Anyone who ever had a choice – anyone living, shall we say, just off Kennington Road, along which the 3 and 159 ply identical routes to Brixton – would, until 2005, always plump for the 3 (one-person-operated) over the 159 (Routemaster) because the 3s had space in which to mooch about and sit comfortably; and enough doors to let you get off without becoming unexpectedly intimate with someone you’d only been sharing your passage through life with since Oval. Obviously if you were trying to ride for free, you’d pick the 159, as bunking a trip was dead easy on a crowded Routemaster – you just kept your head down or feigned sleep, and half the time the conductor would never come round anyway. Fare evasion is a problem, but it’s solvable – you just have a little machine by the door which beeps when a valid Oyster Card is held in front of it. Obviously you could also employ someone in a shiny cap to walk up and down the aisle with a little machine slung round his neck which beeps when a valid Oyster card is held in front of it, but – that would be foolish. As every other European city realised years ago. It’s called progress. We also now have automated in-bus announcements and digital displays telling us where we are – we don’t need to have it shouted in our ear.

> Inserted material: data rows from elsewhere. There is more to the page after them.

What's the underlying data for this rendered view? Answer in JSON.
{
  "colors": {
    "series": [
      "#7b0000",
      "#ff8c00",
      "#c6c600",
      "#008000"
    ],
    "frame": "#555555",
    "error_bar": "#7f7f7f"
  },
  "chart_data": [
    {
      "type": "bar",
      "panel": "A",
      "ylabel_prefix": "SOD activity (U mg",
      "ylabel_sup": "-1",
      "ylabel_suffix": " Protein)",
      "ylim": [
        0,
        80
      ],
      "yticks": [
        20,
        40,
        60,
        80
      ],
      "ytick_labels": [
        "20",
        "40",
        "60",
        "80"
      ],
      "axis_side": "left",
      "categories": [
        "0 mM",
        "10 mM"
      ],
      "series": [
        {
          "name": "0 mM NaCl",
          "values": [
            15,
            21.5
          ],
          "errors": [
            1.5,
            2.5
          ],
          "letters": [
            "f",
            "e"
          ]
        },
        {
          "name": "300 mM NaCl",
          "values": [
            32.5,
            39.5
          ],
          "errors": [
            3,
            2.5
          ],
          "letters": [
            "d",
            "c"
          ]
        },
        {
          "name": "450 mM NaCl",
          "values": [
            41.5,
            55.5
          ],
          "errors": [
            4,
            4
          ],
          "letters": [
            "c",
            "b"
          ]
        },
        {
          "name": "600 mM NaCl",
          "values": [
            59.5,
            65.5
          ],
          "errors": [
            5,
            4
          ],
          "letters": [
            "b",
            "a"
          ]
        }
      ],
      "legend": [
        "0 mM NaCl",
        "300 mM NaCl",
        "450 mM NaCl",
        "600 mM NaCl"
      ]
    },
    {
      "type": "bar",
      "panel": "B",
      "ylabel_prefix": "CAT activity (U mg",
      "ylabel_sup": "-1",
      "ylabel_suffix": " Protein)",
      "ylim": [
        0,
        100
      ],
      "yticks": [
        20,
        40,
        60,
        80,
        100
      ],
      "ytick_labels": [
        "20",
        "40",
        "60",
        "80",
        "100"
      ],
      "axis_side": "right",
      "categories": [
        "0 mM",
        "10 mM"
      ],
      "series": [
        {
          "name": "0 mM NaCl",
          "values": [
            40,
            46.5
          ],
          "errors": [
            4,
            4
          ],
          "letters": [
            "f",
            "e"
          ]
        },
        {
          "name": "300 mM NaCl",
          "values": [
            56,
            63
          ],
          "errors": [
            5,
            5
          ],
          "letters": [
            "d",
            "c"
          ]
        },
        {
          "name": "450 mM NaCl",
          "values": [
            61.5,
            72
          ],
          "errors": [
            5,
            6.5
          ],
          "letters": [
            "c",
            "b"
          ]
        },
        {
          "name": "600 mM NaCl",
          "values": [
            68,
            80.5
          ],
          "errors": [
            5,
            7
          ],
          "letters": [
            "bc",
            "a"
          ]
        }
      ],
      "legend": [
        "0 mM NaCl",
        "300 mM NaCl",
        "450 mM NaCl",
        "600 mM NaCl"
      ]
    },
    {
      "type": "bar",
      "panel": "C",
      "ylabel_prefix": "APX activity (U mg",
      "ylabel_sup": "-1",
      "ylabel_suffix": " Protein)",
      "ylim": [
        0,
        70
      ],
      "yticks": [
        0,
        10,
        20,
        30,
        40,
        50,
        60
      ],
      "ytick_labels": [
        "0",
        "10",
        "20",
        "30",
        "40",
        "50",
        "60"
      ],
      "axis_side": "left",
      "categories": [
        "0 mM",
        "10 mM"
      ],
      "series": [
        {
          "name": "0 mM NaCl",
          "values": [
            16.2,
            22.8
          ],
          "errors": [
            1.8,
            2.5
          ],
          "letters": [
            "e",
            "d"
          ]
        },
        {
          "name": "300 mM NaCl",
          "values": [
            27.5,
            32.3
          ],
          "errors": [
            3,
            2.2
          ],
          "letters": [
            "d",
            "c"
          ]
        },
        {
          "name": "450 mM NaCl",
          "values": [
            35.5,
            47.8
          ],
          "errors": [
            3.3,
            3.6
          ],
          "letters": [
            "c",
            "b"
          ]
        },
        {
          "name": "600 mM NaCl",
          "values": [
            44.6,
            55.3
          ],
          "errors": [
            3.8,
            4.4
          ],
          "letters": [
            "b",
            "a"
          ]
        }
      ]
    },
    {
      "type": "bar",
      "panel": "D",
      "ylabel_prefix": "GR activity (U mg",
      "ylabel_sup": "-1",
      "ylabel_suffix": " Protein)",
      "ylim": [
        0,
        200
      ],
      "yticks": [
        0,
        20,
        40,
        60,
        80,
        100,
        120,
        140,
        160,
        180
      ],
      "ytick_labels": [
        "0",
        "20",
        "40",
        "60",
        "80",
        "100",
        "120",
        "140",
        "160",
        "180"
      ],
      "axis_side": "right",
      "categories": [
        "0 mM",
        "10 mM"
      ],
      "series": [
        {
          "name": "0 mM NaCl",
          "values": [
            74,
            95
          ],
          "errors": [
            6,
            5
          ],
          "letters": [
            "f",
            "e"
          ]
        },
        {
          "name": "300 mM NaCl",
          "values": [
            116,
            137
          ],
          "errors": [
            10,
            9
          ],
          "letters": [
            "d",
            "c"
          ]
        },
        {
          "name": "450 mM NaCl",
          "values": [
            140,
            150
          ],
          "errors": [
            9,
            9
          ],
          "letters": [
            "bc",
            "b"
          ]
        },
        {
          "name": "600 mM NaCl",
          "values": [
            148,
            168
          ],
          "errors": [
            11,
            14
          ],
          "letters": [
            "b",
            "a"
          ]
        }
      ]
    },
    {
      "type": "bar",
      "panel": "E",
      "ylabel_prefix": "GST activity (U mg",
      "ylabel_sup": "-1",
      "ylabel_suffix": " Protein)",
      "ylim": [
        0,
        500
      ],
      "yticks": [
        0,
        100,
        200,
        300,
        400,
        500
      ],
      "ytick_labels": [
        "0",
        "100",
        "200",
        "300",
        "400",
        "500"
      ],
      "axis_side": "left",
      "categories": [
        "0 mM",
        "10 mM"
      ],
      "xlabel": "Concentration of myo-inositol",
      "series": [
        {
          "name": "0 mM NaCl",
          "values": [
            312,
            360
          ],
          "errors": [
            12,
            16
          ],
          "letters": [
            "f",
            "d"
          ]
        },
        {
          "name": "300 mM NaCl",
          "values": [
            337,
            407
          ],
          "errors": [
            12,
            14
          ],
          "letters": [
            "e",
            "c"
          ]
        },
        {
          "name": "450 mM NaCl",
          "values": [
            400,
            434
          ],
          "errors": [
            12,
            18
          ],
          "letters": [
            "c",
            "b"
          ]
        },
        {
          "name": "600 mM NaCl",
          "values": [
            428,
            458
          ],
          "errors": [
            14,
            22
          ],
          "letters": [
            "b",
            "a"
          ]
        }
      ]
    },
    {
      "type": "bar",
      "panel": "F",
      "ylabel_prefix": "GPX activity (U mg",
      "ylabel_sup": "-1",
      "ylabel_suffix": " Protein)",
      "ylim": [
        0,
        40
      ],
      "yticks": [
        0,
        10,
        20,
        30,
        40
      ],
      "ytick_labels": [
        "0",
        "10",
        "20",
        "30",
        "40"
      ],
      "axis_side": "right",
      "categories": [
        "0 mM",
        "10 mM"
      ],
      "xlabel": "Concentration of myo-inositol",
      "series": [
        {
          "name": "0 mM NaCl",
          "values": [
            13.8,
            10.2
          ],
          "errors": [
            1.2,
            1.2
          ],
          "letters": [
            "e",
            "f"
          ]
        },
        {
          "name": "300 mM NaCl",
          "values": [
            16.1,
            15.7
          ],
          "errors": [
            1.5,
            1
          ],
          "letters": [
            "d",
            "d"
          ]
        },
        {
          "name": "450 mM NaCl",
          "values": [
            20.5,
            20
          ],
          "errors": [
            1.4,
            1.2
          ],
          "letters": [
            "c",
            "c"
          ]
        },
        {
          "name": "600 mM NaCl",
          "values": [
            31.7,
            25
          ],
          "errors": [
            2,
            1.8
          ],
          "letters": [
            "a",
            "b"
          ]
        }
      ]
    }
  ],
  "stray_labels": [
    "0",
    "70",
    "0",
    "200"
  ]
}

So why is Boris bringing back clippies? Why is he not only spending fortunes on unnecessary new buses but also planning to double staff levels (or maybe we’ll just have half as many buses)? Because it was in his manifesto, because that’s what was demanded by people on the street – or, more precisely, by people on the avenues of Zones 5 and 6, where nobody would dream of catching a bus anyway, because buses are dirty and unsafe and unpunctual and full of unmarried binge-drinking immigrant hoodies wielding knives and using mobiles to sell crack very loudly… or so they’ve been told… by Boris and the placards outside newsagents and tube stations…
Relentlessly insisting that buses aren’t safe for ordinary decent people isn’t a great way to increase public transport usage, but that’s not really the point of an election campaign. And if what you say actually degrades the lives of those you aim to represent (if no one uses buses, then they will become less safe and less frequent), so what? You’re not exactly going to meet any of these people, are you, Boris, unless you happen to accidentally oversleep and end up leaving after the cleaner arrives. I don’t know: Margaret Thatcher once told me I was a failure for using public transport at my age (not to my face, she was speaking generally, and obviously I wasn’t my age at the time); David Cameron’s told us that we live in Broken Britain (despite most folk on the new one-person-operated 159 actually seeming quite pleasant), and presumably we’re the ones what broke it, because there’s only us here; and now Boris Johnson is telling me I need someone to look after me on the bus. I don’t know whether to feel angry or… just insulted.
But then I think about how much money is being wasted which could actually be spent on properly improving things and – that helps me focus.
I’ve also just realised that all three of those politicians are Tories. So, because this isn’t a political blog, can I just provide a bit of balance by saying that I really don’t like Hazel Blears? And not just because people that small are really creepy.